Steamed Baby Bok Choy with Broiled Salmon and a Warm Roasted Tomato and Lemon Vinaigrette

Total Time:
42 min
Prep:
12 min
Inactive:
10 min
Cook:
20 min

Yield:
4 servings
Level:
Easy

Ingredients
  • 2 cups cherry tomatoes, halved
  • 1/4 cup plus 1 tablespoon extra-virgin olive oil
  • 1 tablespoon fresh marjoram leaves
  • 1 teaspoon lemon zest
  • 2 1/2 teaspoons salt
  • 3/4 teaspoon freshly ground black pepper
  • 1/4 cup fresh lemon juice
  • 2 tablespoons chopped fresh basil leaves
  • 4 bulbs baby bok choy
  • 3/4 cup water
  • 1/2 teaspoon white pepper
  • 4 (6-ounce) portions salmon fillets
  • 8 sprigs fresh marjoram
Directions
  • Preheat the oven to broil with the rack 6 to 8 inches below the lighted broiler plate.

  • Place the tomatoes, 1/4 cup of the olive oil, marjoram, lemon zest and 1/2 teaspoon of the salt and 1/4 teaspoon of the pepper, and the lemon juice in a 10-inch saute pan, saute quickly, and set in the oven on the rack. Cook until the tomatoes are well caramelized, 8 to 10 minutes. Remove from the oven and allow to cool for at least 10 minutes. Add the basil to the vinaigrette and toss to blend. Set aside until ready to use.

  • Place the bok choy in a Dutch oven with the water and turn the heat up to high. When the water begins to boil, season the bok choy with 1 teaspoon of the salt and the 1/2 teaspoon white pepper. Place a lid on the pan and steam the bok choy until most of the liquid has evaporated and the bok choy is tender, about 6 to 7 minutes. Remove from the Dutch oven and slice each bulb in half lengthwise. Place the bok choy, cut side down, on a plate with the leaves in toward the center of the plate and the bulb ends facing towards the rim.

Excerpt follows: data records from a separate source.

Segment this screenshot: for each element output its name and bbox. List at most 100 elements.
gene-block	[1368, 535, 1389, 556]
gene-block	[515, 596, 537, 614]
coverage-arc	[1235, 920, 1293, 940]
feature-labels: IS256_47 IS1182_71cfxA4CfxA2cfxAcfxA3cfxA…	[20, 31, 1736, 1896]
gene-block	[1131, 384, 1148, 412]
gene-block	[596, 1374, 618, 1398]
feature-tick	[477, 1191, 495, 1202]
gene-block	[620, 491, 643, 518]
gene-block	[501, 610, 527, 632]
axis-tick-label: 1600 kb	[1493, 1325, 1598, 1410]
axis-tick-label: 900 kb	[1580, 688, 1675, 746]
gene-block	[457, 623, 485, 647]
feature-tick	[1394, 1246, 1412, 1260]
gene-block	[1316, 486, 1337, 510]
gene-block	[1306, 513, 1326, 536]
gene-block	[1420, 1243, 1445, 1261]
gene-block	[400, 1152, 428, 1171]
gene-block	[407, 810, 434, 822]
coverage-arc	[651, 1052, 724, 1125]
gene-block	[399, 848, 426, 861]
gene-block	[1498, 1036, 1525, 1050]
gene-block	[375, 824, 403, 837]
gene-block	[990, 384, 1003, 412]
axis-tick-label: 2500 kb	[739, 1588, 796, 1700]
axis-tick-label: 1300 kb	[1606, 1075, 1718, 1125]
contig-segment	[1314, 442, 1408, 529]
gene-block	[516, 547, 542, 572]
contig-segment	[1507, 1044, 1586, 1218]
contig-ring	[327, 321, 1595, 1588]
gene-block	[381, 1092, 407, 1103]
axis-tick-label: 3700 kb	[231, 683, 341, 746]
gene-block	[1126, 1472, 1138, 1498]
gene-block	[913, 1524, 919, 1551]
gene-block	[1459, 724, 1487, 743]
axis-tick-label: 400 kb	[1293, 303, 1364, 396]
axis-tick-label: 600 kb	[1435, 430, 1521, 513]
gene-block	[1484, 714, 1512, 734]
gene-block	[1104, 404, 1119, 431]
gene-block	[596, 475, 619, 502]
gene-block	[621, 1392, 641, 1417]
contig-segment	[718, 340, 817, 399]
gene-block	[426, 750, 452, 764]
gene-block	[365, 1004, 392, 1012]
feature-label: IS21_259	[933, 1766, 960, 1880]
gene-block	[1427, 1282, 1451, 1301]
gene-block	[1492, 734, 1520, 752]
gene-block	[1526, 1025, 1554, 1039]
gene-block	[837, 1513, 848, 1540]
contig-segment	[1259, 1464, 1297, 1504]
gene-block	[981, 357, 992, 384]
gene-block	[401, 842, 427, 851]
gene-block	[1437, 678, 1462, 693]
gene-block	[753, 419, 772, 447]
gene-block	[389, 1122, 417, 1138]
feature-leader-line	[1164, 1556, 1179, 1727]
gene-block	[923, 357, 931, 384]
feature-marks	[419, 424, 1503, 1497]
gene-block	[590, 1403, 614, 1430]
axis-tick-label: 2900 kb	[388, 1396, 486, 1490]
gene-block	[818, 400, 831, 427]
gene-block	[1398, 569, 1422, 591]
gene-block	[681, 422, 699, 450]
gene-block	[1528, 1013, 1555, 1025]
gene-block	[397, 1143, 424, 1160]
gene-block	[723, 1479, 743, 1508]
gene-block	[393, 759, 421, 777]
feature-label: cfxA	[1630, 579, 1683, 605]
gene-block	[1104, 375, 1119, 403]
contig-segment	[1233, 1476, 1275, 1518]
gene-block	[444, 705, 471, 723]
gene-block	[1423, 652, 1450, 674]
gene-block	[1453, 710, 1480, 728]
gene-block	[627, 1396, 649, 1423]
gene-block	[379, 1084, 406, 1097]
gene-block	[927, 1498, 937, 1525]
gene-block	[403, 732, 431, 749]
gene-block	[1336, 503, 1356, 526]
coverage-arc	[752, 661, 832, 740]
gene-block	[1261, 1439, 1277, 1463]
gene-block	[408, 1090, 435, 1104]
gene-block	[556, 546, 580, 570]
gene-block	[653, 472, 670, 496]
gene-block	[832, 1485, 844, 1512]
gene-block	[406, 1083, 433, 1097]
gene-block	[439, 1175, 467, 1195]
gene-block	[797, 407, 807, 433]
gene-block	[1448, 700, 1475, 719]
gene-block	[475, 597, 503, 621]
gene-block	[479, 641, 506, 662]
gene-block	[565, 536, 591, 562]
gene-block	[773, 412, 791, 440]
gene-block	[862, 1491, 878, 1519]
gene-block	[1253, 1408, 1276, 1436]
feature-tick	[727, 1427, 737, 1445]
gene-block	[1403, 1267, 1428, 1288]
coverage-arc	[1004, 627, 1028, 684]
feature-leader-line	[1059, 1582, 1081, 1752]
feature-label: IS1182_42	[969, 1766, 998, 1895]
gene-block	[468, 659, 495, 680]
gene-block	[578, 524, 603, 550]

  • To cook the salmon, lay the fillets in a 12-inch saute pan and season with the remaining salt and remaining black pepper. Brush the remaining 1 tablespoon of olive oil over the salmon, arrange marjoram sprigs over top, and broil in the oven until the salmon is browned and cooked through, about 5 to 6 minutes. Remove from the oven and lay the salmon on the bed of bok choy. Top with the tomato and lemon vinaigrette.